Following the introduction of the 25 per cent. rate, the industries explained to me personally that they were not in favour—neither are the Government—of frequent changes in the rate of any tax. The situation last year was exceptional because the Chancellor found himself with the need for considerable increases in taxation owing to the problem he then had of financing the deficit. Other factors were involved.

Another point that was put to me by a number of manufacturers—it was not put by many Conservative Members—was the need to avoid too great a stimulus. In 1971, under the Conservative Government, restrictions were relaxed too readily and too widely. There was a consequent flood of imports. Importers obtained a foothold which was maintained long after the industries received their stimulus.

My right hon. Friend had to strike a balance between over-stimulus and the need to assist firms with their redundancy problems, with the problems of clearing unsold stocks and with maintaining, and even increasing, the scale of their operations. I noted as a result of various representations that I received from some of my hon. Friends that much of that assistance was necessary as a result of the Conservative Government's policies of dispersal and redevelopment in development areas. Problems arose in the assisted areas, especially Wales, the South-West and the North-West.

I now turn to the industrial strategy, to which much reference has been made. Any Budget and any economic policy that is founded upon an industrial resurgence rightly demands some considerable increase in assistance to industry to enable it to plan over the long term. We have provided a range of such assistance to industry from which it should be able to take considerable advantage.

For example, stock relief was introduced. It is now to be available for at least another two years.
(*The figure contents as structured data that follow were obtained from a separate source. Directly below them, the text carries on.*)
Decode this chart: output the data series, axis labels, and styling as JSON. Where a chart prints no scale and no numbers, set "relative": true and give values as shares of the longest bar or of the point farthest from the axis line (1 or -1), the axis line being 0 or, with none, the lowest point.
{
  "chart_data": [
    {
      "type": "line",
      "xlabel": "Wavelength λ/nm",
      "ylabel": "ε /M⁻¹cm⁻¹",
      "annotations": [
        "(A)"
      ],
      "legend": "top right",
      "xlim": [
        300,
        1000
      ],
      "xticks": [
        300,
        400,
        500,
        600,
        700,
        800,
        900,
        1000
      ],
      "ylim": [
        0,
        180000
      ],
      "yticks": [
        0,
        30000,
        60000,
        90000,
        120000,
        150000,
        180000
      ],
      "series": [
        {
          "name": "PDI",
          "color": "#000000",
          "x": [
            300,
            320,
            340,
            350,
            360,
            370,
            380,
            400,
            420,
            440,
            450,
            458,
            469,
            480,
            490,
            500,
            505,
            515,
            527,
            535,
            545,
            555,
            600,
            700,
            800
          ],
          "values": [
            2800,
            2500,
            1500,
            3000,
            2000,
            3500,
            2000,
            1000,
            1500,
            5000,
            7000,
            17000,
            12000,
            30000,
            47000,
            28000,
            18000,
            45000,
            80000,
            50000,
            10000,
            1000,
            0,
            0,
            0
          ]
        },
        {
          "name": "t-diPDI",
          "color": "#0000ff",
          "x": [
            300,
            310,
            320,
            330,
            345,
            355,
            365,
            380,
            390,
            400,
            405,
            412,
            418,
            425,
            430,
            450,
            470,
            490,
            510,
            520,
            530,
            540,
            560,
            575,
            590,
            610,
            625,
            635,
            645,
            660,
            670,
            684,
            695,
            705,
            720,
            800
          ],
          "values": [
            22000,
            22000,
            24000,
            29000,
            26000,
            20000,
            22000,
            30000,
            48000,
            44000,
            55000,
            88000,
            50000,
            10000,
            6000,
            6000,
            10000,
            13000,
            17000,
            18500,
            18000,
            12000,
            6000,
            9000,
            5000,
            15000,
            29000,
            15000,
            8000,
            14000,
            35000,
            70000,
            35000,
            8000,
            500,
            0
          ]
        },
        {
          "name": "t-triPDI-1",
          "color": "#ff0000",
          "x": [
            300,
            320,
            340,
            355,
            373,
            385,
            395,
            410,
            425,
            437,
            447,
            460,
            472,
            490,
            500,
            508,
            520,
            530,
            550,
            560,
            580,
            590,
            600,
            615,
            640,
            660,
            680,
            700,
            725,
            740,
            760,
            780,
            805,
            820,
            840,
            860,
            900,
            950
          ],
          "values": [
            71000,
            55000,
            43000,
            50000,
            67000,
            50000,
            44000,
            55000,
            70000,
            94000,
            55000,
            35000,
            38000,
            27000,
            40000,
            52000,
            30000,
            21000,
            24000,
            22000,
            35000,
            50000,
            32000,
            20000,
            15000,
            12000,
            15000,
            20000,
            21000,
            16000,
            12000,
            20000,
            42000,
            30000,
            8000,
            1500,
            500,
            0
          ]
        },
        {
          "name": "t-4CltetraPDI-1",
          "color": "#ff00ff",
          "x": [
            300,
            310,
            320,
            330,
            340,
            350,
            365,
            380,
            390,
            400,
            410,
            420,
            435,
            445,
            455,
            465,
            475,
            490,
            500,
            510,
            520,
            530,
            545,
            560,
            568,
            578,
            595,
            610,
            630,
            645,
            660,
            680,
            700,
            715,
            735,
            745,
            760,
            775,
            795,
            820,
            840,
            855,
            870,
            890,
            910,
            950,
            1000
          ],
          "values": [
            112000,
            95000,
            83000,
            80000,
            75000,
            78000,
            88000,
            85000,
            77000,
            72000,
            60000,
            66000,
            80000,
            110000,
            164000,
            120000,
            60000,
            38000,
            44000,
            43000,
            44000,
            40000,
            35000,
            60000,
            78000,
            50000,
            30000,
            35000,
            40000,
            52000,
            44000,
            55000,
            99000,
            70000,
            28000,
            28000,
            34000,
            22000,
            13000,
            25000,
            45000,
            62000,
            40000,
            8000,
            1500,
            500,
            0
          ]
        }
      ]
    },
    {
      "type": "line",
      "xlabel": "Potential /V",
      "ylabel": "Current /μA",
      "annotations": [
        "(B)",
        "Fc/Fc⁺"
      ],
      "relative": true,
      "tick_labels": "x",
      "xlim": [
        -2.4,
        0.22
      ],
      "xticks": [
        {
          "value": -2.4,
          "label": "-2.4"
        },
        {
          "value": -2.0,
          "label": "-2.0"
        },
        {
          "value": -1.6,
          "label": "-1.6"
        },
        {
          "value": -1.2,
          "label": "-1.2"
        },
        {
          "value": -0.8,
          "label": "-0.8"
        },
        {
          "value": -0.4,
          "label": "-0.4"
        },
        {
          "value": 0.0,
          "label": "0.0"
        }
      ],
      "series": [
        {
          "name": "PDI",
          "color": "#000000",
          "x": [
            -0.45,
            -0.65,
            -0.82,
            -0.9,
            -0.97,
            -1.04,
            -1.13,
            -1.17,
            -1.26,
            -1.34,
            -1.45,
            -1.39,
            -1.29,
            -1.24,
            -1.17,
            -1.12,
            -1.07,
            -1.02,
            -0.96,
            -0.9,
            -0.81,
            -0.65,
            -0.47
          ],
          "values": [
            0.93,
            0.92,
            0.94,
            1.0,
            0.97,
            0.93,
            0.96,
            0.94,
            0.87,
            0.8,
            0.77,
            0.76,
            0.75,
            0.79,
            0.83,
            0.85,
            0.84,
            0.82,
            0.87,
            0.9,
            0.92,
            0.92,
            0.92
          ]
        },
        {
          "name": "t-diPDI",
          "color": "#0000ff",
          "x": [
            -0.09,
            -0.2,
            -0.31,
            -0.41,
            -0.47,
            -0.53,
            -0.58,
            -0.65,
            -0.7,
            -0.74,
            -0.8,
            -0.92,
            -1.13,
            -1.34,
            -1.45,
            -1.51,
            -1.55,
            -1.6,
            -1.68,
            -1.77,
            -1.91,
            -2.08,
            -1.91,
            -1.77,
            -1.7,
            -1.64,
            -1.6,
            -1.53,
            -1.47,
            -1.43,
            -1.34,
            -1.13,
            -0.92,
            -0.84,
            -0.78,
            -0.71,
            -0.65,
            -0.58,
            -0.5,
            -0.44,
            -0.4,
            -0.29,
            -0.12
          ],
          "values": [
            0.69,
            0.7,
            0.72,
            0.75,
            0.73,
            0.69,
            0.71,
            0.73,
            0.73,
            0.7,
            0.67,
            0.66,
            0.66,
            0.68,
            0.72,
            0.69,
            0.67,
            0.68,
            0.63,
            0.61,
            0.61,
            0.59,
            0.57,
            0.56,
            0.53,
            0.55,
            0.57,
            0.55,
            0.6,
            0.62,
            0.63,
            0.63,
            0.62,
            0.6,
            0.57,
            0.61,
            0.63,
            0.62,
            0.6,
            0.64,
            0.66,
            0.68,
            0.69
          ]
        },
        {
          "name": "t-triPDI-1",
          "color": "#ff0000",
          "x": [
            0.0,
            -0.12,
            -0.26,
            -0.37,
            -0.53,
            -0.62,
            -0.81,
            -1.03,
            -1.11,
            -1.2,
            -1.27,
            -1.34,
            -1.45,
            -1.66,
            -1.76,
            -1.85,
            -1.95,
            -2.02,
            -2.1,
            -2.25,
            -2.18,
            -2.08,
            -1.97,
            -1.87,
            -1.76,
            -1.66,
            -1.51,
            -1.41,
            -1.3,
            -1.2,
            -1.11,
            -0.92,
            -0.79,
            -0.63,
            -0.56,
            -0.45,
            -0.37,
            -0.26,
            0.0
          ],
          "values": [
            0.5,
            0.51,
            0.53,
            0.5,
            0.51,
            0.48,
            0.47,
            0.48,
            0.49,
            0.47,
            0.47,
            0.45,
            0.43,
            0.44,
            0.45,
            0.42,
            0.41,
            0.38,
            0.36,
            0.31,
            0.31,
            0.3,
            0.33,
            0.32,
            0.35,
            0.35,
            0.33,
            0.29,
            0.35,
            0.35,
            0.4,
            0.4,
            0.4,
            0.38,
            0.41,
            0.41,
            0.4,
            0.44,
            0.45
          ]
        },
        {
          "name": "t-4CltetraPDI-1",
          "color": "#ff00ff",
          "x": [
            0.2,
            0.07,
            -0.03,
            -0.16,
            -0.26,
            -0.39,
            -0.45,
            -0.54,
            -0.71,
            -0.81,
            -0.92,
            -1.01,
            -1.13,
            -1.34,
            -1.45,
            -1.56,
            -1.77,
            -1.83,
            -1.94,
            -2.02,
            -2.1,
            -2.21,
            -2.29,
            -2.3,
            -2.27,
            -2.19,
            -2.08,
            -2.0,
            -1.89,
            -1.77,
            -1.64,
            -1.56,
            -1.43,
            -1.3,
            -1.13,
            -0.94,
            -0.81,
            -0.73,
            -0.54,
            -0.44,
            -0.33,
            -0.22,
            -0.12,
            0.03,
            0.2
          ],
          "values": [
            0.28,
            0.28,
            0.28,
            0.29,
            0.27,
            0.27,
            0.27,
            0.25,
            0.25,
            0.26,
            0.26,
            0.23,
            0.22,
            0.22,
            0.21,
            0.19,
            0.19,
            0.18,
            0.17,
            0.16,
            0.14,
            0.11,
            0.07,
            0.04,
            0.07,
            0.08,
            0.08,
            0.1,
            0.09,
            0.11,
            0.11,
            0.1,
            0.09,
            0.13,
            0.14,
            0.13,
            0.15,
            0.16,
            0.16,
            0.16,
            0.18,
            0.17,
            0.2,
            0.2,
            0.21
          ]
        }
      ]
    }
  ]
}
The principle of stock relief is now established. The clear understanding has been given by my right hon. Friend that there is no question of a clawback of tax relief for those firms whose stock valuations and rates of investment are maintained. There is a change in the profits deduction which is to be calculated after the deduction of capital allowances. The consequence is that relief will be concentrated more and more on the companies that are expanding and investing.

The Sandilands Committee on inflation accounting recommended that 100 per cent. capital allowances should be continued. The Chancellor has given a commitment to continue the present system of capital allowances. The small companies rate increased from £25,000 to £30,000 with marginal relief increased.